Na sexta-feira, 24 de novembro de 2023, o ministro do Supremo Tribunal Federal (STF), Alexandre de Moraes, determinou que Filipe Martins inicie o cumprimento de sua pena de 21 anos de prisão pela suposta tentativa de golpe de Estado. Juntamente com Martins, outros quatro condenados do chamado núcleo 2 também receberam ordens de prisão definitiva, após o relator declarar o trânsito em julgado da ação penal. As tentativas de defesa dos réus, que incluíram embargos de declaração alegando omissões e contradições nas condenações, foram rejeitadas por unanimidade pela Primeira Turma do STF, que considerou os recursos meramente protelatórios.
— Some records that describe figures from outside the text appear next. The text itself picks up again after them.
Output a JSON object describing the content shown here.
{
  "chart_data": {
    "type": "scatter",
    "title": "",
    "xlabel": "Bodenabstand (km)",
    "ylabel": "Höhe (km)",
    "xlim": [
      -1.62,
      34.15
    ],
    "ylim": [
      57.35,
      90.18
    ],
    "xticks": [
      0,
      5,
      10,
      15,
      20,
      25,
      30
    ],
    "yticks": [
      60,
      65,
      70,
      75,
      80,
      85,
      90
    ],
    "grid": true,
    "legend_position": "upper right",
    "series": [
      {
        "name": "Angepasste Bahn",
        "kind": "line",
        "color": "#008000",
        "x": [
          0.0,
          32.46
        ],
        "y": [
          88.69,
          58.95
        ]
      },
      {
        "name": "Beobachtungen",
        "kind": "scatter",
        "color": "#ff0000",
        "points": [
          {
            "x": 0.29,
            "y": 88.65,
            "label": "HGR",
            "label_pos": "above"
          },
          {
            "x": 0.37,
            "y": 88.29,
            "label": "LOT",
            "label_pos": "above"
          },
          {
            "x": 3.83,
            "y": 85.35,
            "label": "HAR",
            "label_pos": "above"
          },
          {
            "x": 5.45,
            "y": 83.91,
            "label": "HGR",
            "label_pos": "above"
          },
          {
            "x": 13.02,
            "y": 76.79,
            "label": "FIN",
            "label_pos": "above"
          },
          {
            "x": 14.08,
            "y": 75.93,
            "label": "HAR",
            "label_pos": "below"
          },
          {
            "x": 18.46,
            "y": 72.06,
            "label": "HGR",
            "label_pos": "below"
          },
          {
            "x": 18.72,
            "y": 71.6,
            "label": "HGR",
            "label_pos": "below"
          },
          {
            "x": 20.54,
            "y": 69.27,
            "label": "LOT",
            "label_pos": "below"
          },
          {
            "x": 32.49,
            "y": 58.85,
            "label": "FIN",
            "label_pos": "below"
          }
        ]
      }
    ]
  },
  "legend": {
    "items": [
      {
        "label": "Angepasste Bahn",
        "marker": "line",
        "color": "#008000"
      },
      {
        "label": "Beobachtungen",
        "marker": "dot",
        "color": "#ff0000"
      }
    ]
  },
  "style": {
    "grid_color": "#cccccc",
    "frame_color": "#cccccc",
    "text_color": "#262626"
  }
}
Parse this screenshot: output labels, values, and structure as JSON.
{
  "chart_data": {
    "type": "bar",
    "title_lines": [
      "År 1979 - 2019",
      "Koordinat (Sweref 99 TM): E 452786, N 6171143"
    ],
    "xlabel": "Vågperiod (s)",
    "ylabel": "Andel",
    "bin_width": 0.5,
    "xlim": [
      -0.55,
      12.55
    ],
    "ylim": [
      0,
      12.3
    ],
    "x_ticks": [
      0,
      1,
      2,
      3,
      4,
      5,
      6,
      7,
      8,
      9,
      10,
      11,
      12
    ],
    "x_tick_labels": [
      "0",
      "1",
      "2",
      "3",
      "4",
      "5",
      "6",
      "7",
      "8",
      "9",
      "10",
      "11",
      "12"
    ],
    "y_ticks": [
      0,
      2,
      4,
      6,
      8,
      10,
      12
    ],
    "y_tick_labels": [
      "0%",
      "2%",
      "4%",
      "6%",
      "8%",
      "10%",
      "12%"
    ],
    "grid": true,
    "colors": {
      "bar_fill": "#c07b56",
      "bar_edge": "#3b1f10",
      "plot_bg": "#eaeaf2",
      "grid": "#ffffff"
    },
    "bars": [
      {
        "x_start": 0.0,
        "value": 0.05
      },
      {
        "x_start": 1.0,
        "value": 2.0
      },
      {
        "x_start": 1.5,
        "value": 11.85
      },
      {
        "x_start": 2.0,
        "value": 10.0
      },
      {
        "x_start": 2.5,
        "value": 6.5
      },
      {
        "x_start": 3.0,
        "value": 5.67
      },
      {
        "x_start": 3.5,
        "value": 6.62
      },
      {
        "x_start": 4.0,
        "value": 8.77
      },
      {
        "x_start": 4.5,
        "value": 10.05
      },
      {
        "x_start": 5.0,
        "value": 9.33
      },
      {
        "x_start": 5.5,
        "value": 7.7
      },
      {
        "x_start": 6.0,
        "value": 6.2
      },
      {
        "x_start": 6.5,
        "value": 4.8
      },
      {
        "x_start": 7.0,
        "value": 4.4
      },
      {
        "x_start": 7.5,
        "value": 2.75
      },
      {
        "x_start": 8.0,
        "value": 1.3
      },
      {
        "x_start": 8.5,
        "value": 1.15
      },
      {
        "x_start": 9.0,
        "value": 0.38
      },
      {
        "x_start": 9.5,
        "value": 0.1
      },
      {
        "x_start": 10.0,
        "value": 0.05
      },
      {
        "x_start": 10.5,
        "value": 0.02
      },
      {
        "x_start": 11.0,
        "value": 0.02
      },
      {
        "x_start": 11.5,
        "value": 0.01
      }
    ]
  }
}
Com a decisão, as ordens de prisão definitiva foram expedidas e os nomes dos réus foram oficialmente incluídos no rol de culpados. Filipe Martins já estava preso preventivamente desde o final do ano passado. O acórdão do STF indicou que o grupo ao qual Martins pertencia utilizou órgãos do Estado para propagar narrativas falsas sobre a vulnerabilidade das urnas eletrônicas e a legitimidade da Justiça Eleitoral. O objetivo, segundo a acusação, era criar um cenário de caos que permitisse a manutenção ilegal do ex-presidente Jair Bolsonaro no poder, independentemente do resultado das eleições, culminando nos atos violentos de 8 de janeiro de 2023.
Dentre os condenados do núcleo 2, destaca-se Mário Fernandes, general da reserva e ex-secretário-executivo da Secretaria-Geral da Presidência, que recebeu a maior pena, de 26 anos e 6 meses. Ele foi identificado como o autor do plano “Punhal Verde e Amarelo”, que visava a “neutralização” de autoridades. Silvinei Vasques, ex-diretor-geral da Polícia Rodoviária Federal (PRF), foi condenado a 24 anos e 6 meses, sendo considerado culpado por ter instrumentalizado a PRF para interferir no fluxo de eleitores durante o segundo turno das eleições de 2022.
Marcelo Costa Câmara, coronel da reserva e ex-assessor especial do governo Bolsonaro, recebeu uma pena de 21 anos de prisão, vinculado ao monitoramento ilegal de autoridades. Marília Ferreira de Alencar, ex-diretora de inteligência do Ministério da Justiça, foi condenada a 8 anos e 6 meses de reclusão, mas, devido a uma cirurgia recente, Moraes autorizou que ela inicie o cumprimento da pena em prisão domiciliar por 90 dias, sob monitoramento eletrônico. Por outro lado, Fernando de Souza Oliveira, ex-diretor de Operações do Ministério da Justiça, foi absolvido de todas as acusações, pois não houve comprovação de sua participação dolosa ou omissão nos atos.
Além das penas privativas de liberdade, o STF impôs aos condenados um pagamento solidário de R$ 30 milhões em danos morais coletivos. A decisão também determinou a perda do cargo público para Marília Alencar e Silvinei Vasques, além de inelegibilidade por 8 anos para todos os condenados. No caso de Mário Fernandes e Marcelo Costa Câmara, o Superior Tribunal Militar (STM) será oficiado para determinar a perda de seus postos e patentes. Essa decisão marca um passo significativo no combate a tentativas de subversão da democracia no Brasil.